Median CIMT at baseline
was 0.707 mm and this increased to 0.721 mm after two years. The median
two-year change of 0.016 mm was significant (p < 0.001).
Less CIMT progression
was seen in patients who were prescribed HIV therapy at baseline than in those
who were not (0.014 mm vs. 0.019 mm) and in patients with a suppressed baseline
viral load (0.013mm vs. 0.021 mm). These differences approached significance.
However, the
investigators found that patients who maintained an undetectable viral load
throughout the two years of the study had less CIMT progression than patients
with detectable virus (0.015 mm vs. 0.019 mm, p < 0.001).
CIMT progression was
also less in those prescribed an NNRTI than in those taking a protease
inhibitor (0.011mm vs. 0.019 mm, p = 0.012).
The investigators’
first analysis showed that a higher body mass index was
associated with hardening of the arteries (p < 0.01), as was poorer kidney
function (p = 0.029), a persistently detectable viral load (p = 0.023) and
treatment with a protease inhibitor (p = 0.004).

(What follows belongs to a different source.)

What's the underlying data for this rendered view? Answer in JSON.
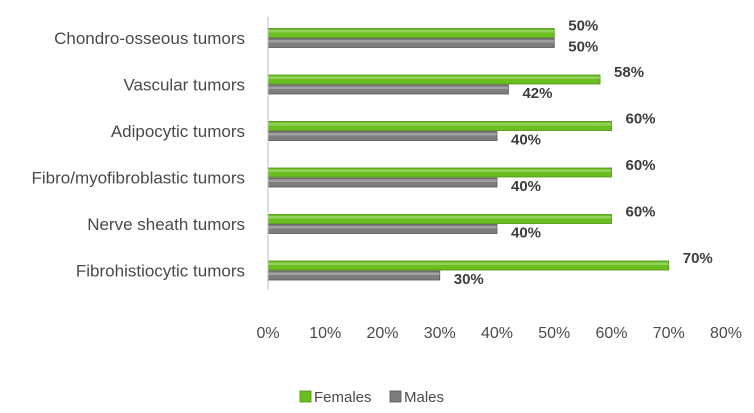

Further analysis controlled for
potentially confounding factors. This showed that a detectable viral load at
baseline (p = 0.015) and during follow-up (p < 0.001) both remained
associated with CIMT progression, as did a higher body mass index (p <
0.001).
“Clinically detectable
HIV replication is associated with greater CIMT,” comment the authors.
Analysis was then
restricted to the patients taking HIV therapy.
After adjusting for
traditional risk factors and HIV suppression during follow-up, the
investigators found that therapy with a protease inhibitor was associated with
more extensive hardening of the arteries than treatment based on an NNRTI (p =
0.011).
This relationship
persisted when the analysis only included individuals who did not switch
between NNRTIs and protease inhibitors during the course of the study (p =
0.02).
There was no evidence
that abacavir increased the risk of CIMT progression.
“Our findings
implicating PI exposure are consistent with data from the D:A:D study,” write
the investigators, “but we observed no differences in CIMT progression between
abacavir and tenofovir.”
They conclude:
“Persistent suppression of HIV replication below clinical thresholds was
associated with less atherosclerotic progression. Future controlled studies are
needed to replicate these findings and better characterise the proatherogenic
mechanisms of HIV replication as well as evaluate the net benefit of specific
antiretrovirals on long-term CVD risk.”